Federal Courts Sketch Roadmap for Chapter 542A Removals

October 22nd, 2018 By Eric S. Peabody

As many commentators have noted, the addition of Texas Insurance Code Chapter 542A—the so-called “Hailstorm Bill”—has substantially reduced the volume of weather-related lawsuits against insurance companies since September 2017. In addition to imposing strict timelines for pre-suit notice and inspections and curbing potential penalties and attorneys’ fees awards, Chapter 542A affects the parties to, and potential venue of, a lawsuit by allowing the carrier to assume any liability an “agent” might have to the claimant (with certain exceptions) for the agent’s acts or omissions related to the claim. If the carrier assumes this liability in writing, no cause of action exists against the agent and the court is required to dismiss the action against the agent with prejudice.  Two recent federal cases, Massey v. Allstate Veh. & Prop. Ins. Co., No. H-18-1144, 2018 WL 3017431 (S.D. Tex. May 16, 2018), and Electro Grafix, Corp. v. Acadia Ins. Co., No. SA-18-CA-589-XR, 2018 WL 3865416 (W.D. Tex. Aug. 14, 2018), have examined how the procedure for obtaining this dismissal can have a significant impact on the removability of these suits to federal court.

In Massey, the carrier removed the case only after obtaining dismissal of the adjuster in state court. 2018 WL 3017431, at *1. The carrier filed its election of legal responsibility two months after filing its state-court answer, but also admitted that the adjuster had not been improperly or fraudulently joined initially.  Id. at *1-2. Despite this admission, the carrier argued that the state court’s subsequent dismissal was tantamount to a ruling of improper or fraudulent joinder—an exception to the general rule that a non-removable action becomes removable only by the voluntary act of the plaintiff rather than an involuntary act by the court. Id. at *2-3.  Finding that the dismissal was not equivalent to a dismissal for improper joinder (and noting that the removal would have been untimely if the adjuster had been improperly joined), the court granted the motion for remand. Id.at *3-4.

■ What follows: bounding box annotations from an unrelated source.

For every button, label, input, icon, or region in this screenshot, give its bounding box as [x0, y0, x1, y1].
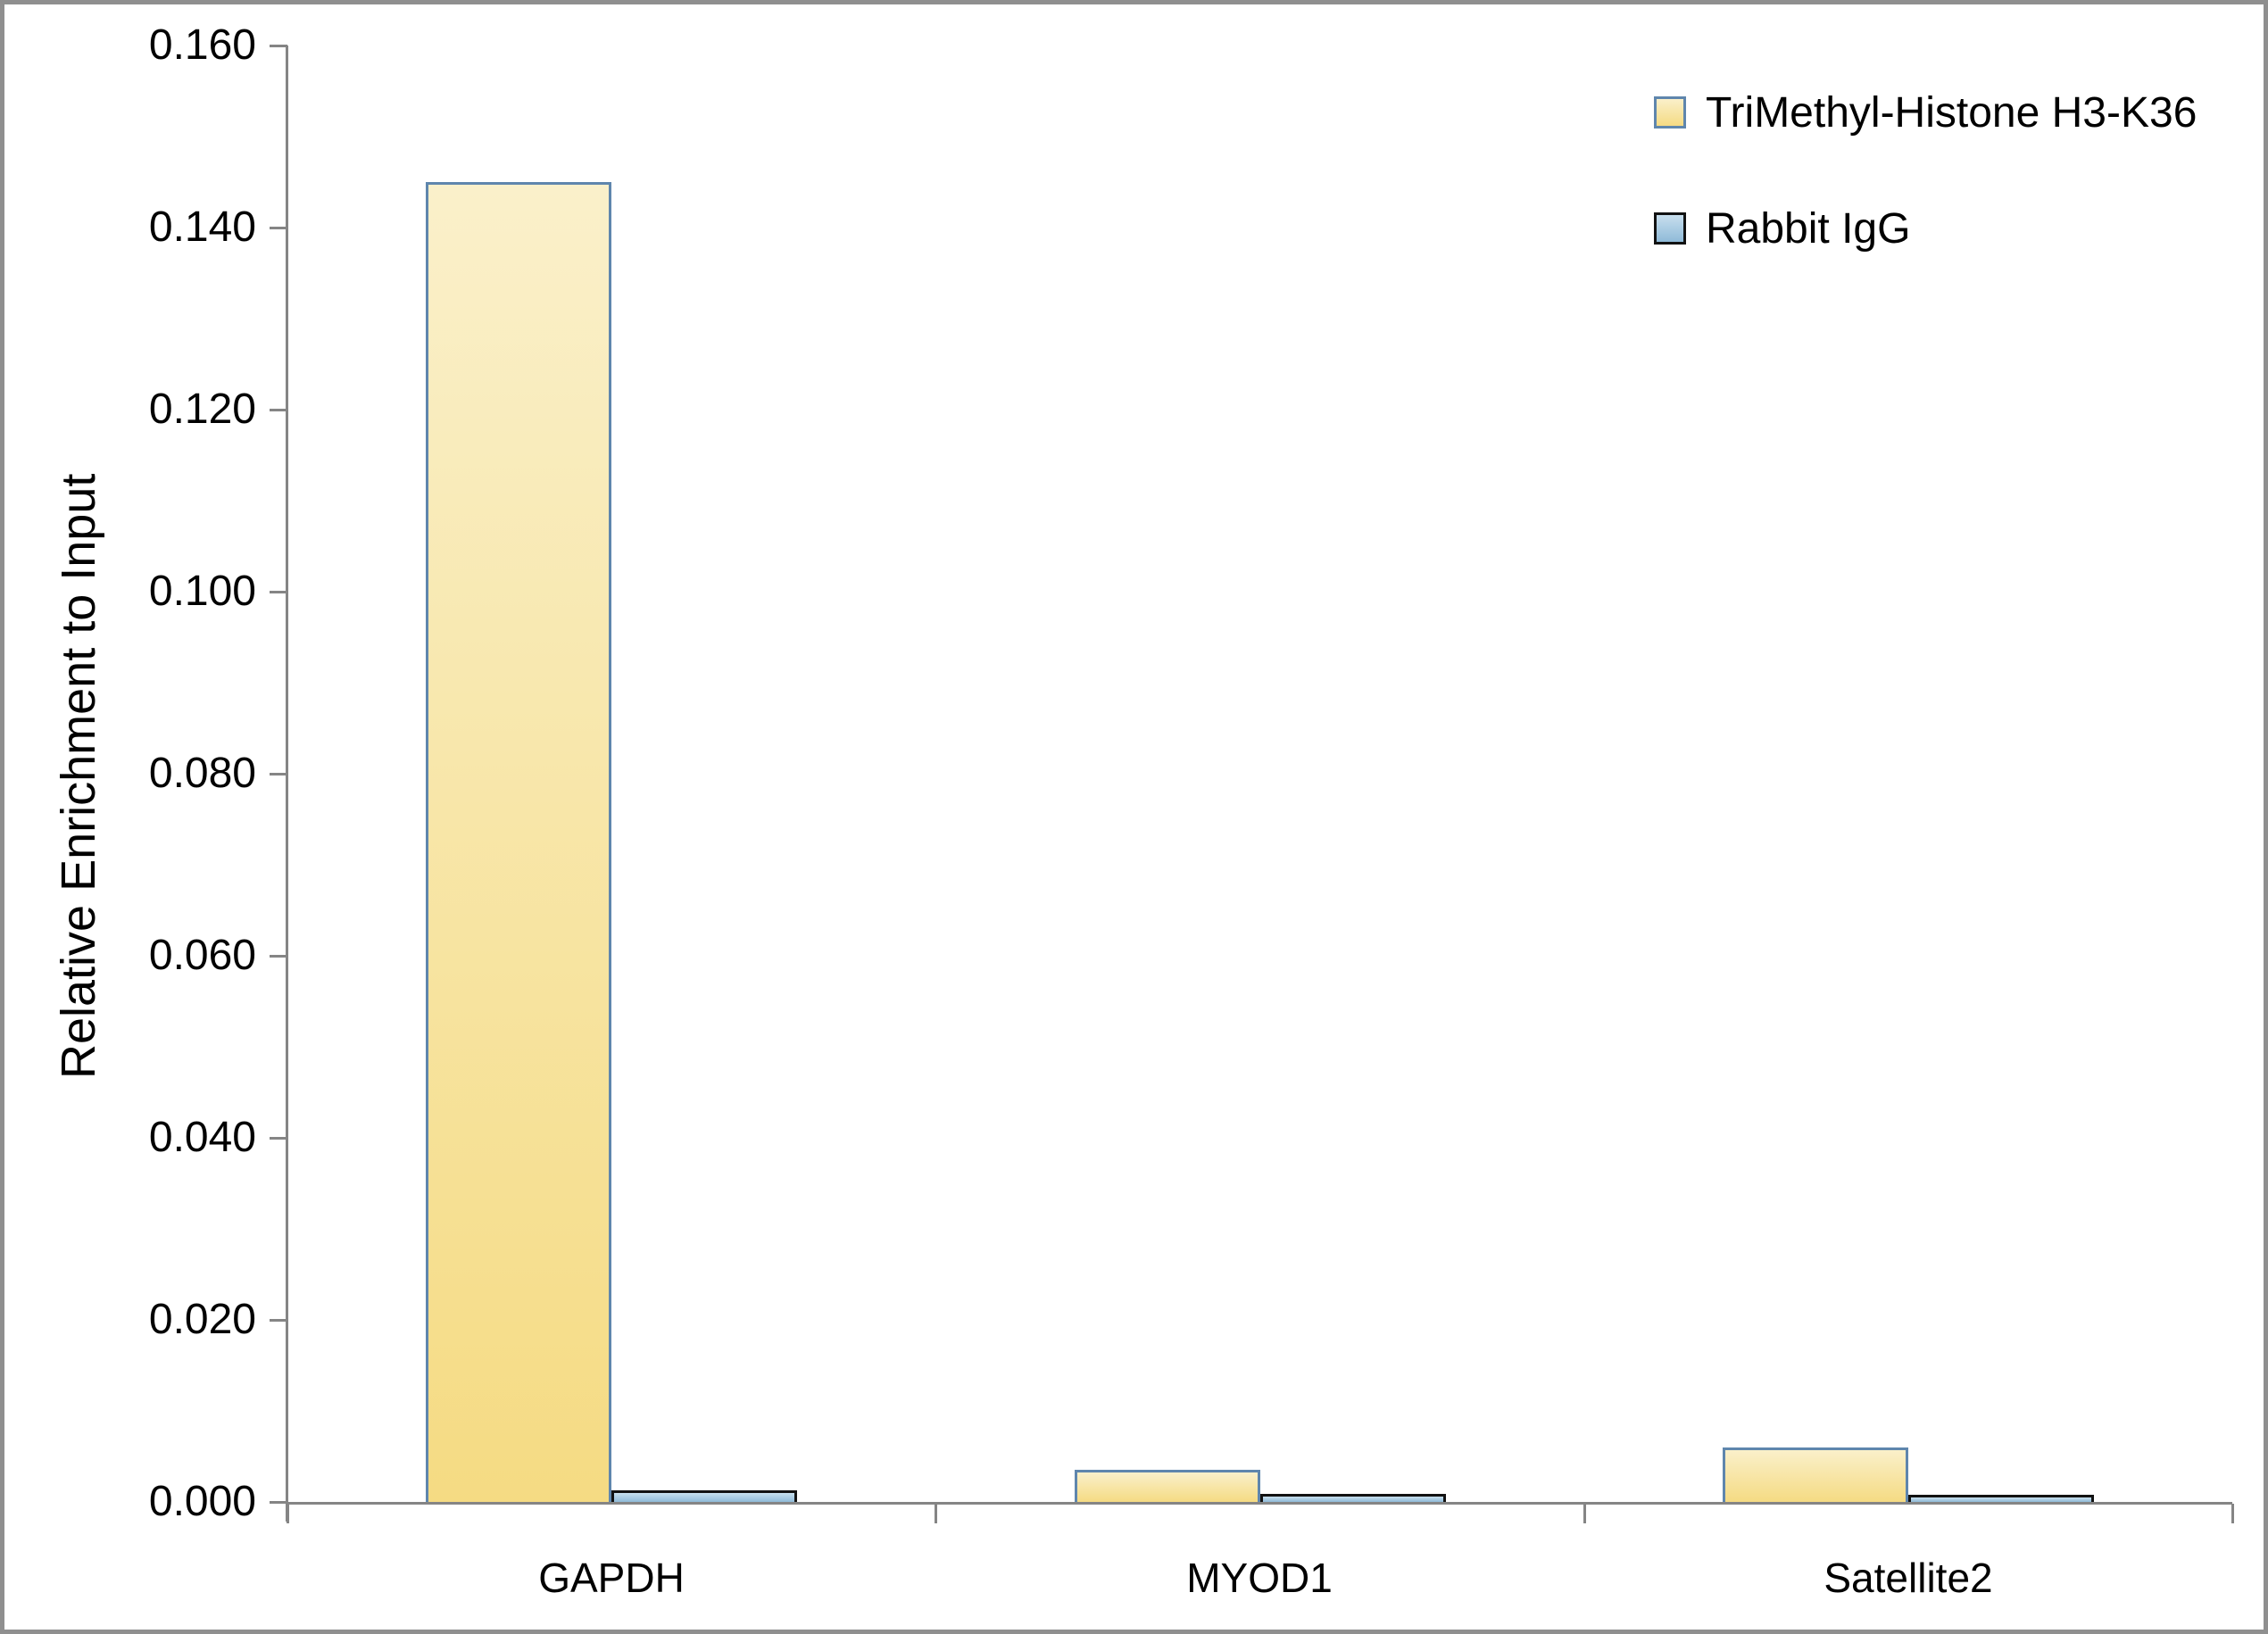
- y-tick-label: 0.100: [148, 568, 256, 615]
- category-label-satellite2: Satellite2: [1824, 1555, 1993, 1601]
- y-tick-mark: [270, 1501, 287, 1504]
- bar-satellite2-h3k36: [1723, 1447, 1908, 1502]
- bar-gapdh-igg: [611, 1490, 797, 1502]
- category-label-gapdh: GAPDH: [538, 1555, 685, 1601]
- x-axis-boundary-tick: [935, 1504, 937, 1523]
- y-tick-label: 0.160: [148, 21, 256, 69]
- legend-label-igg: Rabbit IgG: [1706, 204, 1911, 253]
- y-tick-mark: [270, 227, 287, 229]
- y-tick-label: 0.020: [148, 1296, 256, 1343]
- y-tick-label: 0.060: [148, 932, 256, 979]
- y-tick-label: 0.080: [148, 750, 256, 797]
- y-tick-mark: [270, 1137, 287, 1140]
- y-tick-mark: [270, 773, 287, 776]
- legend-item-igg: Rabbit IgG: [1654, 204, 1911, 253]
- legend-swatch-igg: [1654, 212, 1686, 245]
- y-tick-label: 0.120: [148, 386, 256, 433]
- legend-label-h3k36: TriMethyl-Histone H3-K36: [1706, 88, 2197, 137]
- legend-swatch-h3k36: [1654, 96, 1686, 129]
- y-tick-mark: [270, 955, 287, 958]
- x-axis-line: [286, 1502, 2232, 1505]
- legend-item-h3k36: TriMethyl-Histone H3-K36: [1654, 88, 2197, 137]
- x-axis-boundary-tick: [1583, 1504, 1586, 1523]
- y-tick-mark: [270, 45, 287, 47]
- y-axis-line: [286, 46, 288, 1522]
- bar-gapdh-h3k36: [426, 182, 611, 1502]
- bar-myod1-igg: [1260, 1494, 1446, 1502]
- x-axis-boundary-tick: [2231, 1504, 2234, 1523]
- bar-satellite2-igg: [1908, 1495, 2094, 1502]
- category-label-myod1: MYOD1: [1186, 1555, 1333, 1601]
- y-tick-mark: [270, 409, 287, 411]
- y-tick-label: 0.040: [148, 1114, 256, 1161]
- bar-myod1-h3k36: [1075, 1470, 1260, 1502]
- y-tick-mark: [270, 591, 287, 593]
- y-tick-label: 0.140: [148, 203, 256, 251]
- y-tick-mark: [270, 1319, 287, 1322]
- y-tick-label: 0.000: [148, 1478, 256, 1525]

In contrast, in Electro Grafix, the carrier accepted its adjuster’s liability after suit was filed, but before the adjuster had been served with suit.  Id. at *1, 3.  The carrier timely removed the suit to federal court after it was served, alleging the adjuster was improperly joined because its acceptance of the adjuster’s liability under Chapter 542A eliminated all claims against the adjuster.  Id. at *3. In seeking remand, the plaintiff argued that the carrier’s letter accepting its agent’s liability was inadmissible because it was outside the four corners of the pleadings. Although a court is ordinarily limited in a removal/remand analysis to the face of the pleadings, the court noted that, in certain cases, it may pierce the pleadings and conduct a summary inquiry if a plaintiff has misstated or omitted discrete facts relevant to joinder. Id. Because Chapter 542A provides that all claims against the adjuster “shall” be dismissed following the carrier’s acceptance of liability, the court held that there was no reasonable basis of recovery against the adjuster under state law and he was improperly joined. Id. at *4.  The court denied the motion to remand.

Takeaways: Accepting agents’ legal responsibility early—before they appear or have been served—strengthens the argument that they have been improperly joined to defeat diversity.  Carriers should file removals timely and should not bank on subsequent dismissal of the agent under Chapter 542A to serve as a springboard to federal court.